Before adding more rate limiting, check whether your use case involves batch processing or webhooks — both have special handling already in place.
Sources: trace-r4s5, trace-f2g3, trace-h6i7”
The developer just received six months of institutional knowledge about this exact topic — including the failure mode that was discovered and fixed — in seconds, without asking anyone, without reading through ticket histories, without knowing those decisions existed.
That answer came from three source systems (Claude Code, PagerDuty, Jira), was connected through a single canonical entity (ent-payment-api), was ranked by actual outcomes, and was synthesised into plain English by one fast model call.
None of that required any special instrumentation after the initial setup. The Jira webhook was running. The PagerDuty webhook was running. The capture bridge was running. The graph accumulated those decisions automatically. The developer's question just surfaced what was already there.
Conclusion
Part 1 made the case that AI agents need a different kind of memory than traditional RAG provides — one that remembers decisions, tracks outcomes, and learns from experience.
This post has been about the less glamorous half of that story: how the memory actually gets populated, how the data holds together across source systems, and what happens at each step between a natural language question and a useful answer.
A few things are worth restating plainly.
The capture problem is harder than the query problem. A well-designed context graph query is straightforward to implement. Getting the data into the graph without adding friction for the people who generate it is where most implementations stall. The capture bridge pattern — hooking into existing tools and triggers rather than asking people to write structured records — is the answer to this. If capture is frictionless, the graph fills itself.
Entity resolution is not optional. Every source system names things differently. Without resolution, you have a collection of per-system silos with a shared API. With resolution, you have a unified graph where a question about a service returns everything that ever mentioned it, regardless of how it was spelled. The difference in search quality is enormous.
Quality signals only exist through real usage. The outcome multipliers that push successful decisions up and failed decisions down do not come from anywhere except real humans tracking real results over real time. You cannot bootstrap them. You cannot simulate them. They accumulate. This is why a context graph at month six is not just quantitatively larger than at day one — it is genuinely smarter in a way that requires the passage of time.
The synthesis layer is what makes it usable. Search that returns ranked JSON is a developer tool. Search that returns a plain English answer with citations is a product. The additional Haiku call that converts results into prose is not an implementation detail — it is the difference between a system that gets queried once and abandoned and one that becomes part of how people work.
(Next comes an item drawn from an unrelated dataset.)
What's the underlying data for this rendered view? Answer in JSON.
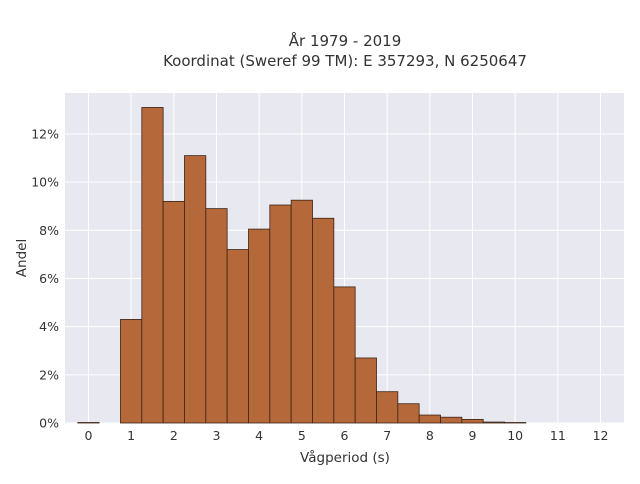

The deepest property of this architecture is one that has no equivalent in traditional RAG: the system's value compounds with use. Every decision recorded is precedent for the next similar situation. Every outcome tracked is a quality signal that improves future ranking. Every entity resolved is a connection that makes cross-source queries more complete. None of this requires any explicit human curation after the initial setup. It accumulates as a natural consequence of the system being used.
That is the difference between a system that stores information and a system that accumulates institutional wisdom.